For each query, the two-pointer algorithm traverses each occurrence list at most once. If word1 appears k times and word2 appears m times, the runtime is:
O(k + m)
The space complexity is O(n) because every index from the original array is stored exactly once in the hash map.
Test Cases
# Example case
obj = WordDistance(
["practice", "makes", "perfect", "coding", "makes"]
)
assert obj.shortest("coding", "practice") == 3 # Provided example
assert obj.shortest("makes", "coding") == 1 # Multiple occurrences
# Minimum input size
obj = WordDistance(["a", "b"])
assert obj.shortest("a", "b") == 1 # Smallest valid array
# Words appearing multiple times
obj = WordDistance(
["a", "x", "a", "x", "a"]
)
assert obj.shortest("a", "x") == 1 # Closest adjacent pair
# Words far apart
obj = WordDistance(
["a", "b", "c", "d", "e"]
)
assert obj.shortest("a", "e") == 4 # Maximum distance
# One word appears once
obj = WordDistance(
["apple", "banana", "apple", "orange"]
)
assert obj.shortest("banana", "orange") == 2 # Single occurrences
# Many repeated words
obj = WordDistance(
["a", "b", "a", "b", "a", "b"]
)
assert obj.shortest("a", "b") == 1 # Repeated alternating words
# Adjacent words
obj = WordDistance(
["cat", "dog", "mouse"]
)
assert obj.shortest("cat", "dog") == 1 # Immediate neighbors
# Different occurrence distributions
obj = WordDistance(
["x", "x", "x", "y", "z", "y"]
)
assert obj.shortest("x", "y") == 1 # Closest occurrence near boundary
| Test | Why |
|---|---|
| Provided example | Verifies expected output |
["a", "b"] |
Tests smallest valid input |
| Multiple occurrences | Ensures closest pair is chosen |
| Far apart words | Verifies large distance handling |
| Single occurrence words | Tests simplest comparison |
| Alternating repeats | Stresses repeated occurrences |
| Adjacent words | Tests minimum possible distance |
| Uneven distributions | Ensures pointer logic works correctly |
Edge Cases
Words Appearing Multiple Times
A major source of bugs is assuming each word appears only once.
Example:
["a", "x", "a", "x", "a"]
If we only compare the first occurrences:
|0 - 1| = 1
we may accidentally miss shorter combinations in other inputs. The implementation avoids this problem by storing all positions and using a two-pointer scan over every occurrence.
Very Frequent Queries
Since the problem allows up to 5000 calls to shortest(), repeatedly scanning the entire array would be inefficient.

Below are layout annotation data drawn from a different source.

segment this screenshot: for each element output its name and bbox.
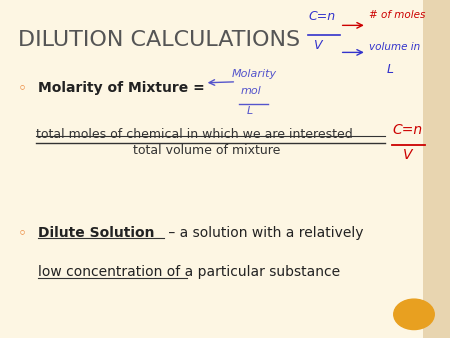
Text: V: V <box>403 148 412 162</box>
Text: Molarity: Molarity <box>232 69 277 79</box>
Text: volume in: volume in <box>369 42 420 52</box>
Text: – a solution with a relatively: – a solution with a relatively <box>164 226 364 240</box>
Text: L: L <box>247 106 253 117</box>
Text: C=n: C=n <box>392 123 423 137</box>
Text: # of moles: # of moles <box>369 10 425 20</box>
Text: total volume of mixture: total volume of mixture <box>133 144 281 156</box>
Text: ◦: ◦ <box>18 226 27 241</box>
FancyBboxPatch shape <box>423 0 450 338</box>
Circle shape <box>394 299 434 330</box>
Text: DILUTION CALCULATIONS: DILUTION CALCULATIONS <box>18 30 300 50</box>
Text: C=n: C=n <box>308 10 335 23</box>
Text: L: L <box>387 63 394 75</box>
Text: total moles of chemical in which we are interested: total moles of chemical in which we are … <box>36 128 353 141</box>
Text: mol: mol <box>241 86 261 96</box>
Text: Molarity of Mixture =: Molarity of Mixture = <box>38 81 205 95</box>
Text: Dilute Solution: Dilute Solution <box>38 226 155 240</box>
Text: ◦: ◦ <box>18 81 27 96</box>
Text: V: V <box>313 39 321 52</box>
Text: low concentration of a particular substance: low concentration of a particular substa… <box>38 265 340 279</box>
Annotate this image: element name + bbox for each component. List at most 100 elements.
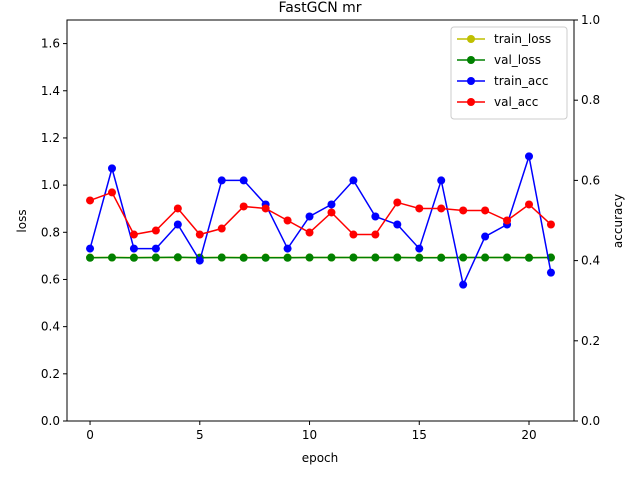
data-point-val_acc bbox=[481, 206, 490, 215]
data-point-train_acc bbox=[459, 280, 468, 289]
series-line-val_acc bbox=[89, 191, 552, 236]
legend-box bbox=[450, 26, 568, 120]
series-line-train_acc bbox=[89, 156, 552, 288]
x-tick-label: 5 bbox=[196, 428, 204, 442]
x-tick-label: 0 bbox=[86, 428, 94, 442]
data-point-train_acc bbox=[86, 244, 95, 253]
y-tick-label: 1.6 bbox=[41, 37, 60, 51]
y2-tick-label: 0.6 bbox=[581, 173, 600, 187]
data-point-val_acc bbox=[217, 224, 226, 233]
y2-axis-label: accuracy bbox=[611, 194, 625, 248]
y2-tick-label: 0.8 bbox=[581, 93, 600, 107]
data-point-val_loss bbox=[349, 253, 358, 262]
data-point-train_acc bbox=[129, 244, 138, 253]
y2-tick-label: 0.2 bbox=[581, 334, 600, 348]
data-point-val_loss bbox=[327, 253, 336, 262]
legend-label: train_loss bbox=[494, 32, 551, 46]
y2-tick-label: 0.4 bbox=[581, 254, 600, 268]
y-tick-label: 1.2 bbox=[41, 131, 60, 145]
data-point-val_loss bbox=[437, 253, 446, 262]
data-point-val_acc bbox=[393, 198, 402, 207]
data-point-val_acc bbox=[503, 216, 512, 225]
data-point-train_acc bbox=[107, 164, 116, 173]
data-point-val_loss bbox=[305, 253, 314, 262]
data-point-val_acc bbox=[349, 230, 358, 239]
data-point-val_acc bbox=[129, 230, 138, 239]
data-point-train_acc bbox=[546, 268, 555, 277]
data-point-val_loss bbox=[217, 253, 226, 262]
legend-marker bbox=[467, 35, 475, 43]
x-tick-label: 10 bbox=[302, 428, 317, 442]
data-point-val_acc bbox=[459, 206, 468, 215]
data-point-val_acc bbox=[173, 204, 182, 213]
data-point-train_acc bbox=[525, 152, 534, 161]
data-point-train_acc bbox=[327, 200, 336, 209]
series-train_acc bbox=[86, 152, 555, 289]
legend: train_loss val_loss train_acc val_acc bbox=[450, 26, 568, 120]
legend-marker bbox=[467, 56, 475, 64]
data-point-train_acc bbox=[481, 232, 490, 241]
data-point-val_acc bbox=[415, 204, 424, 213]
data-point-train_acc bbox=[151, 244, 160, 253]
y-tick-label: 1.4 bbox=[41, 84, 60, 98]
data-point-val_loss bbox=[86, 253, 95, 262]
y-tick-label: 0.4 bbox=[41, 320, 60, 334]
y-axis-left: 0.0 0.2 0.4 0.6 0.8 1.0 1.2 1.4 1.6 bbox=[41, 37, 67, 428]
data-point-train_acc bbox=[217, 176, 226, 185]
data-point-val_acc bbox=[283, 216, 292, 225]
data-point-val_loss bbox=[415, 253, 424, 262]
data-point-train_acc bbox=[195, 256, 204, 265]
y-tick-label: 0.2 bbox=[41, 367, 60, 381]
data-point-val_acc bbox=[239, 202, 248, 211]
legend-label: val_loss bbox=[494, 53, 541, 67]
legend-item-train_acc: train_acc bbox=[457, 74, 548, 88]
plot-frame bbox=[66, 19, 575, 422]
y-axis-label: loss bbox=[15, 209, 29, 232]
y-tick-label: 0.0 bbox=[41, 414, 60, 428]
data-point-train_acc bbox=[283, 244, 292, 253]
data-point-val_loss bbox=[459, 253, 468, 262]
data-point-val_loss bbox=[525, 253, 534, 262]
legend-label: val_acc bbox=[494, 95, 538, 109]
data-point-val_acc bbox=[525, 200, 534, 209]
y-tick-label: 0.6 bbox=[41, 272, 60, 286]
data-point-val_loss bbox=[239, 253, 248, 262]
data-point-train_acc bbox=[437, 176, 446, 185]
x-axis-label: epoch bbox=[302, 451, 339, 465]
series-val_acc bbox=[86, 188, 555, 239]
legend-item-val_acc: val_acc bbox=[457, 95, 538, 109]
data-point-val_acc bbox=[305, 228, 314, 237]
y-axis-right: 0.0 0.2 0.4 0.6 0.8 1.0 bbox=[574, 13, 600, 428]
data-point-val_acc bbox=[195, 230, 204, 239]
data-point-val_acc bbox=[546, 220, 555, 229]
data-point-train_acc bbox=[415, 244, 424, 253]
data-point-val_loss bbox=[173, 253, 182, 262]
data-point-val_loss bbox=[261, 253, 270, 262]
data-point-train_acc bbox=[371, 212, 380, 221]
data-point-train_acc bbox=[393, 220, 402, 229]
data-point-train_acc bbox=[305, 212, 314, 221]
data-point-val_loss bbox=[283, 253, 292, 262]
y-tick-label: 0.8 bbox=[41, 225, 60, 239]
data-point-val_acc bbox=[86, 196, 95, 205]
y-tick-label: 1.0 bbox=[41, 178, 60, 192]
legend-marker bbox=[467, 77, 475, 85]
chart-title: FastGCN mr bbox=[278, 0, 361, 16]
data-point-val_loss bbox=[503, 253, 512, 262]
data-point-val_loss bbox=[107, 253, 116, 262]
x-axis: 0 5 10 15 20 bbox=[86, 421, 537, 442]
data-point-train_acc bbox=[173, 220, 182, 229]
data-point-val_loss bbox=[393, 253, 402, 262]
legend-marker bbox=[467, 98, 475, 106]
data-point-train_acc bbox=[349, 176, 358, 185]
data-point-val_acc bbox=[261, 204, 270, 213]
x-tick-label: 20 bbox=[521, 428, 536, 442]
data-point-val_acc bbox=[327, 208, 336, 217]
y2-tick-label: 0.0 bbox=[581, 414, 600, 428]
data-point-val_acc bbox=[371, 230, 380, 239]
data-point-val_loss bbox=[151, 253, 160, 262]
data-point-val_loss bbox=[371, 253, 380, 262]
data-point-val_acc bbox=[151, 226, 160, 235]
legend-item-val_loss: val_loss bbox=[457, 53, 541, 67]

A naive implementation would repeatedly perform O(n) work. Our preprocessing approach pays the setup cost once during initialization, then answers queries efficiently using precomputed index lists.
One Word Appearing Only Once
Some words may occur exactly once.
Example:
["apple", "banana", "orange"]
When querying:
shortest("banana", "orange")
each list contains only one element.
The two-pointer logic still works naturally because it handles single-element lists without requiring any special cases.
Closest Match at Different Positions
The shortest distance is not always formed by the first occurrence.
Example:
["a", "b", "c", "a", "b"]
For:
shortest("a", "b")
The best answer is:
|3 - 4| = 1
not:
|0 - 1| = 1
In more complicated examples, later occurrences may be strictly better. The two-pointer traversal guarantees every promising candidate pair is considered while avoiding unnecessary comparisons.